I found a dataset of Twitter user locations and wanted to see what it looked like as a map. In particular, I wanted to make it look something like an “Earth at night” image and compare global light pollution with global Twitter activity. The idea is to separate industrialization from “informatization”. If a luminous place lacks proportional web activity, the characteristics of that city or country could tell us something about the nature of the digital divide, including non-technical aspects like politics.
A dataset like this could also be a useful addition to Digital Earth, as a location's web activity would be an interesting and increasingly important characteristic.
The dataset, found on infochimps.org, contains 3.8 million locations for tens of millions of Twitter users. It was gathered by mining data from user profiles between 2006 and 2010. For the uninitiated, Twitter profiles have an open text field where users can enter their location. This means it may contain any number of things, including country names, street addresses, coordinates, or “woudnt u like 2 no ;D”. While addresses and text like “Nap Town All Day Babyyyy” could have been geocoded, for this project I decided to only keep coordinates. Furthermore, I only kept coordinates that appeared to have been automatically entered by third-party applications or location-aware devices. These were prefixed by something like “iPhone:”. To clean the data, I used regular expressions in Notepad++, then did some manual cleansing in Excel.

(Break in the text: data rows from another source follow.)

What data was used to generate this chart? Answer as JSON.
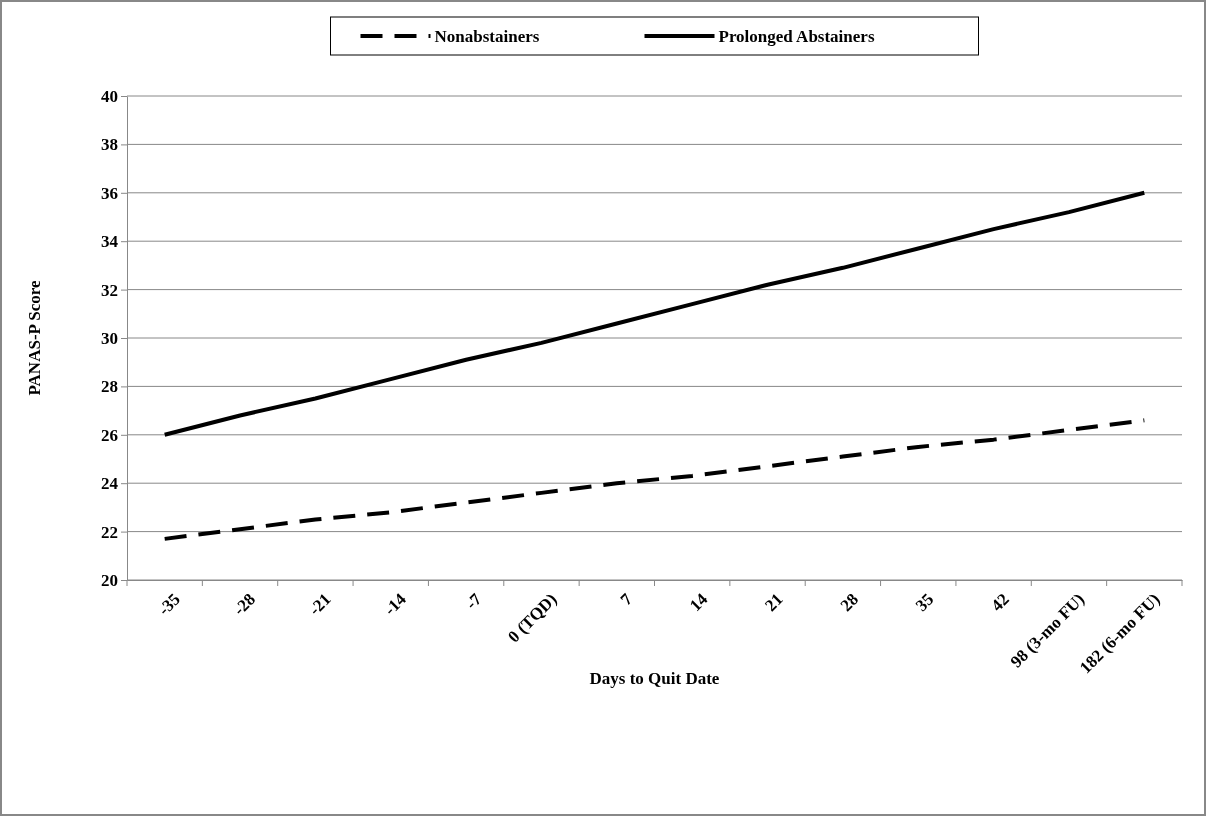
{
  "chart_data": {
    "type": "line",
    "xlabel": "Days to Quit Date",
    "ylabel": "PANAS-P Score",
    "categories": [
      "-35",
      "-28",
      "-21",
      "-14",
      "-7",
      "0 (TQD)",
      "7",
      "14",
      "21",
      "28",
      "35",
      "42",
      "98 (3-mo FU)",
      "182 (6-mo FU)"
    ],
    "series": [
      {
        "name": "Nonabstainers",
        "color": "#000000",
        "line_style": "dashed",
        "values": [
          21.7,
          22.1,
          22.5,
          22.8,
          23.2,
          23.6,
          24.0,
          24.3,
          24.7,
          25.1,
          25.5,
          25.8,
          26.2,
          26.6
        ]
      },
      {
        "name": "Prolonged Abstainers",
        "color": "#000000",
        "line_style": "solid",
        "values": [
          26.0,
          26.8,
          27.5,
          28.3,
          29.1,
          29.8,
          30.6,
          31.4,
          32.2,
          32.9,
          33.7,
          34.5,
          35.2,
          36.0
        ]
      }
    ],
    "ylim": [
      20,
      40
    ],
    "yticks": [
      20,
      22,
      24,
      26,
      28,
      30,
      32,
      34,
      36,
      38,
      40
    ],
    "grid": "y",
    "legend": "top",
    "marker": "none"
  }
}
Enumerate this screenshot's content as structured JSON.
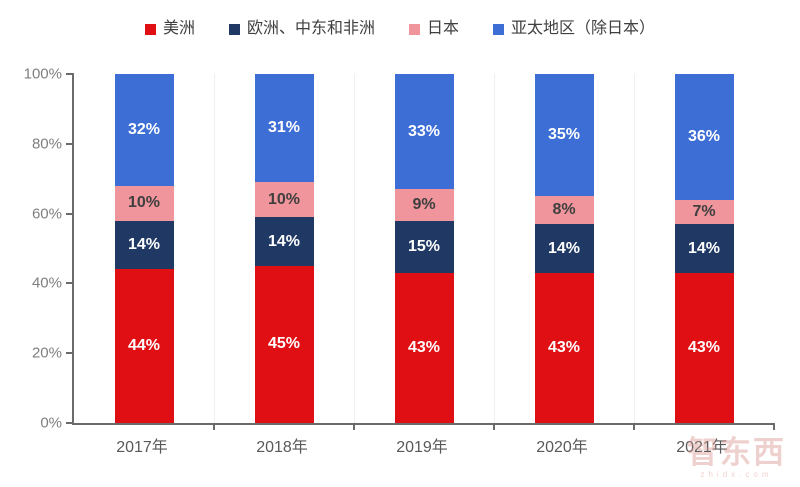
{
  "watermark": {
    "logo_text": "智东西",
    "domain_text": "zhidx.com"
  },
  "chart_data": {
    "type": "bar",
    "stacked": true,
    "percent_stacked": true,
    "title": "",
    "xlabel": "",
    "ylabel": "",
    "categories": [
      "2017年",
      "2018年",
      "2019年",
      "2020年",
      "2021年"
    ],
    "series": [
      {
        "name": "美洲",
        "color": "#df0f14",
        "label_color": "#ffffff",
        "values": [
          44,
          45,
          43,
          43,
          43
        ]
      },
      {
        "name": "欧洲、中东和非洲",
        "color": "#1f3864",
        "label_color": "#ffffff",
        "values": [
          14,
          14,
          15,
          14,
          14
        ]
      },
      {
        "name": "日本",
        "color": "#f0959b",
        "label_color": "#3f3f3f",
        "values": [
          10,
          10,
          9,
          8,
          7
        ]
      },
      {
        "name": "亚太地区（除日本）",
        "color": "#3c6ed5",
        "label_color": "#ffffff",
        "values": [
          32,
          31,
          33,
          35,
          36
        ]
      }
    ],
    "value_suffix": "%",
    "yticks": [
      "0%",
      "20%",
      "40%",
      "60%",
      "80%",
      "100%"
    ],
    "ylim": [
      0,
      100
    ],
    "legend_position": "top",
    "grid": "faint vertical lines at category boundaries",
    "axis_color": "#6b6b6b",
    "ytick_label_color": "#7f7f7f",
    "xtick_label_color": "#595959",
    "legend_text_color": "#404040"
  }
}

When all was said and done, the dataset was significantly reduced, but still contained over 700,000 unique locations. QGIS and Photoshop helped produce an interesting visualization:
Twitter at Night: The globe illuminated with Twitter user locations 10000 x 3900 1.2MB jpeg* |
You can see some imperfections in the data on the political map, e.g., points in the water, but we get the idea:
716,412 points plotted from coordinates taken from the location field of Twitter user profiles 15000 x 6630 1.3MB gif* |
Here is an “Earth at Night” composite image from NASA and the Defense Meteorological Satellite Program with the Twitter data overlaid. Not surprisingly, places like North Korea have few lights and also few Twitter points. But Eastern Europe, Russia, China, North Africa, and India are fairly well-lit with very sparse Twitter coverage. And take a look at Cuba – there isn’t a single point.
Some things to keep in mind:
Twitter user locations plotted over a map of the world's lights 10000 x 3900 2.8MB jpeg* |
Some things to keep in mind:
- These are mostly locations of mobile users, and the data are not necessarily a representative sample of Twitter users (or Internet users).
- In some countries, other microblogging services may be popular
- In mainland China, Twitter has been blocked since 2009. The lack of Twitter activity in China isn’t a good indicator of Internet access, but it can say something about a different kind of digital divide, maybe an information divide.
Here is a higher quality PNG of the Twitter at Night image (3.9 MB, 10000 x 3900).
*Note that all of these images have really high resolutions. If your browser has trouble displaying them, try right-clicking on the links and saving to your computer.
*Note that all of these images have really high resolutions. If your browser has trouble displaying them, try right-clicking on the links and saving to your computer.